Adopter une loi, ça permet de donner l’impression d’être actif. […] En réalité, toutes ces mesures n’ont ni permis de lutter efficacement contre le terrorisme, ni de limiter la propagation du virus de manière équilibrée par rapport aux atteintes aux libertés fondamentales.
[…] tout le monde a accepté d’être confiné pendant 55 jours au printemps 2020, sans même se poser la question de savoir si ce confinement n’était pas disproportionné par rapport aux enjeux de santé publique, avec quand même cette donnée problématique en période de pandémie qui est qu’un pays de 67 millions d’habitants dispose de 6 000 lits de réanimation…

Aujourd’hui, la situation perdure. On a des ministres qui nous disent quels sont les produits « essentiels » ou non à notre vie courante et qui décident, au nom de la santé publique, comment la vie quotidienne de tout un peuple doit être organisée. Sans que jamais l’efficacité de ces mesures ne soit évaluée, sans qu’aucun bilan ne soit tiré. Sans que l’on prenne en compte les conséquences du confinement sur nos libertés, sur les commerçants, sur notre droit à une vie familiale normale, sur notre psychisme même.

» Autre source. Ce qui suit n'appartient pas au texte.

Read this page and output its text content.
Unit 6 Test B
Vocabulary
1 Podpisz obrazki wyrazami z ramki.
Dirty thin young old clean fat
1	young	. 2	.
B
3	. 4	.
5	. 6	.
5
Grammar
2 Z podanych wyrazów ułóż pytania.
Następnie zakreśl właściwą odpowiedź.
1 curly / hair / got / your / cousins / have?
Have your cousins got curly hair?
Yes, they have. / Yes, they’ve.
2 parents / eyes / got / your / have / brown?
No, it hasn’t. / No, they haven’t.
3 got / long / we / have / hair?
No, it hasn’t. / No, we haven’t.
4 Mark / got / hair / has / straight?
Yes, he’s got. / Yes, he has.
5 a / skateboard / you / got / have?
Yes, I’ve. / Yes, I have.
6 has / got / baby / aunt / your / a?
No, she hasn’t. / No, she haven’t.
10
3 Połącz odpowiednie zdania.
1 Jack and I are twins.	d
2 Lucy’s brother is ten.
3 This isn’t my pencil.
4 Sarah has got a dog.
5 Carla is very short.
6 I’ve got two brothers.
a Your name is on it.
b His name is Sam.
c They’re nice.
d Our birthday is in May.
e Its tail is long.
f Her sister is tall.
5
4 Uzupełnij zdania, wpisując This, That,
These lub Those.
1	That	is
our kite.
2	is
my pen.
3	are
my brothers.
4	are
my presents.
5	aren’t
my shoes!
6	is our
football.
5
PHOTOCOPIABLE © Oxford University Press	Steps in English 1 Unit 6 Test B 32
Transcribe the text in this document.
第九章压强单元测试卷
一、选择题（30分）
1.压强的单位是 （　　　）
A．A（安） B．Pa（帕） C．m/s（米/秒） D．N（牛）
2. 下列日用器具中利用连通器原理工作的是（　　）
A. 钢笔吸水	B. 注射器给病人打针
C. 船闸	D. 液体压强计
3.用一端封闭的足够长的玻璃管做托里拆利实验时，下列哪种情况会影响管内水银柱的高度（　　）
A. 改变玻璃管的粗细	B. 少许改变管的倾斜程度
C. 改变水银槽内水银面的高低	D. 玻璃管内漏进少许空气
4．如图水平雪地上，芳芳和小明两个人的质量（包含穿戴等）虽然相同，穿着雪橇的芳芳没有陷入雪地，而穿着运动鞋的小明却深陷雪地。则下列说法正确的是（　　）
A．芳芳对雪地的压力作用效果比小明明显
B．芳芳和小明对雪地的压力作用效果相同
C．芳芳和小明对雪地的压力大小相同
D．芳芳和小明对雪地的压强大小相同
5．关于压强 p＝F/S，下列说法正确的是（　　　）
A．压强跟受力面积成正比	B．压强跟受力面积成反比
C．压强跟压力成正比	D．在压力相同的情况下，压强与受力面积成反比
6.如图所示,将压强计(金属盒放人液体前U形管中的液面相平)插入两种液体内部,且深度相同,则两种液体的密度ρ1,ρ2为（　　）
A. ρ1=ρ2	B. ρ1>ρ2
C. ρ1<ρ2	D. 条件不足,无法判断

Je suis un spécialiste de l’état d’urgence sécuritaire, de la loi du 3 avril 1955, et je peux vous garantir qu’aucune des mesures qui ont été prises à ce titre n’a permis la prévention d’un seul acte terroriste. Aucune. Et malgré cela la loi de 1955 a servi de modèle à la loi du 23 mars 2020 qui a permis le confinement de toute la population, c’est-à-dire 67 millions d’assignations à domicile 23h/24. La sécurité renforcée mine nos libertés individuelles sans nous apporter ce au nom de quoi elle a été instituée.

[…] La cause n’est pas traitée. On essaie de colmater des fuites, avec des sparadraps qui ne tiennent pas. Bien sûr, il y a eu un effet de surprise en mars 2020. L’hôpital public ne pouvait pas être prêt, il a été débordé, du fait même des politiques publiques qui sont menées au niveau national. Le mantra depuis des décennies, c’est de supprimer des lits pour faire des économies.
L’hôpital a été envisagé comme une entreprise, et le patient comme un client. Évidemment, on fait des économies à l’instant « t » en supprimant des lits, mais en temps de pandémie, on manque de places et on se rend compte que ces politiques néolibérales coûtent infiniment plus cher à long terme. Après la première vague de coronavirus, plutôt que de multiplier les lois d’urgence sanitaire, l’exécutif aurait dû, toutes affaires cessantes, améliorer la situation de l’hôpital public.

Extraits d’un entretien avec Paul Cassia dans le journal La Décroissance de décembre 2020.